As soon as fall hits I start thinking about all things pumpkin, including these amazing pumpkin oatmeal cookies. These pumpkin cookies have just the right amount of pumpkin spice with a chewy soft texture.
Like many pumpkin cookies these aren’t your typical flat slightly crunchy cookie. Think of them like a mix between a muffin and a cookie.
My kids actually asked for these for breakfast which was so perplexing. Since when do we eat cookies for breakfast? That was until they referred to them as the pumpkin ‘muffins’! Ah ha.
With a blend of oats, oat flour, and pumpkin you could certainly include them in your breakfast rotation. Although cookies for breakfast might send the wrong message.
I used oat flour for this recipe but you could sub with 1:1 gluten free or any flour of your choosing. Sweetening with maple syrup gives these a slightly sweet flavor without being too much especially if you choose to top with icing. Which I highly recommend. I love this vegan cream cheese icing recipe from Loving it Vegan.

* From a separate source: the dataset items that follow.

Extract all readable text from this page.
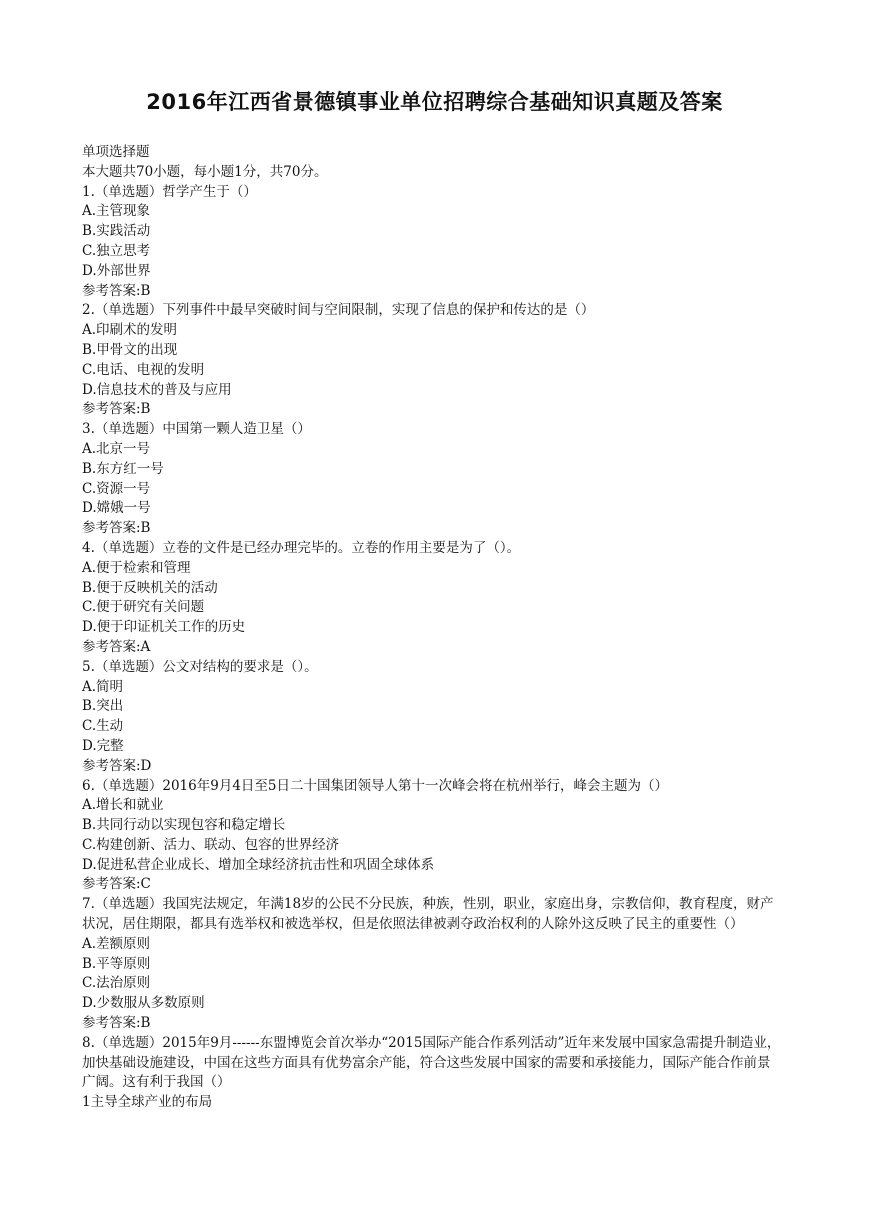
2016年江西省景德镇事业单位招聘综合基础知识真题及答案
单项选择题
本大题共70小题，每小题1分，共70分。
1.（单选题）哲学产生于（）
A.主管现象
B.实践活动
C.独立思考
D.外部世界
参考答案:B
2.（单选题）下列事件中最早突破时间与空间限制，实现了信息的保护和传达的是（）
A.印刷术的发明
B.甲骨文的出现
C.电话、电视的发明
D.信息技术的普及与应用
参考答案:B
3.（单选题）中国第一颗人造卫星（）
A.北京一号
B.东方红一号
C.资源一号
D.嫦娥一号
参考答案:B
4.（单选题）立卷的文件是已经办理完毕的。立卷的作用主要是为了（）。
A.便于检索和管理
B.便于反映机关的活动
C.便于研究有关问题
D.便于印证机关工作的历史
参考答案:A
5.（单选题）公文对结构的要求是（）。
A.简明
B.突出
C.生动
D.完整
参考答案:D
6.（单选题）2016年9月4日至5日二十国集团领导人第十一次峰会将在杭州举行，峰会主题为（）
A.增长和就业
B.共同行动以实现包容和稳定增长
C.构建创新、活力、联动、包容的世界经济
D.促进私营企业成长、增加全球经济抗击性和巩固全球体系
参考答案:C
7.（单选题）我国宪法规定，年满18岁的公民不分民族，种族，性别，职业，家庭出身，宗教信仰，教育程度，财产状况，居住期限，都具有选举权和被选举权，但是依照法律被剥夺政治权利的人除外这反映了民主的重要性（）
A.差额原则
B.平等原则
C.法治原则
D.少数服从多数原则
参考答案:B
8.（单选题）2015年9月------东盟博览会首次举办“2015国际产能合作系列活动”近年来发展中国家急需提升制造业，加快基础设施建设，中国在这些方面具有优势富余产能，符合这些发展中国家的需要和承接能力，国际产能合作前景广阔。这有利于我国（）
1主导全球产业的布局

Craving more fall treats? Check out my chai concentrate recipe for a warm oat milk chai latte.
Oatmeal Pumpkin Cookies
- Large Bowl
- Medium bowl
- Hand or Stand Mixer
- Cookie scooper **optional
- 1 cup oat flour or flour of choice
- 3/4 tsp baking soda
- 1/4 tsp himalayan pink salt
- 1 tbsp pumpkin spice seasoning
- 1 tbsp oat milk or milk of choice
- 3/4 cup maple syrup
- 1/2 cup pumpkin puree
- 1 tsp vanilla extract
- 1 egg
- 1 cup old fashioned oats gluten free if needed
- Combine flour, salt, pumpkin seasoning and baking soda in a medium bowl. Stir to combine.
- In a large bowl add egg, vanilla, maple syrup and milk. Mix using a hand or stand mixer on medium speed until well combined. Add in pumpkin puree and mix until blended.
- Pour dry ingredients into the large bowl with your wet ingredients and mix well.
- Finally add the oats to the bowl and stir to combine.
- Preheat oven to 325°. Line baking sheets with parchment paper.
- Drop dough by the tablespoon using cookie scoop or spoon onto your prepared cookie sheets. Use a spoon to flatten them out because they won't flatten out when cooking.
- Bake for 15 minutes.
- Allow to cool and then top with cream cheese icing if using. Store in the refridgerator for up to a week.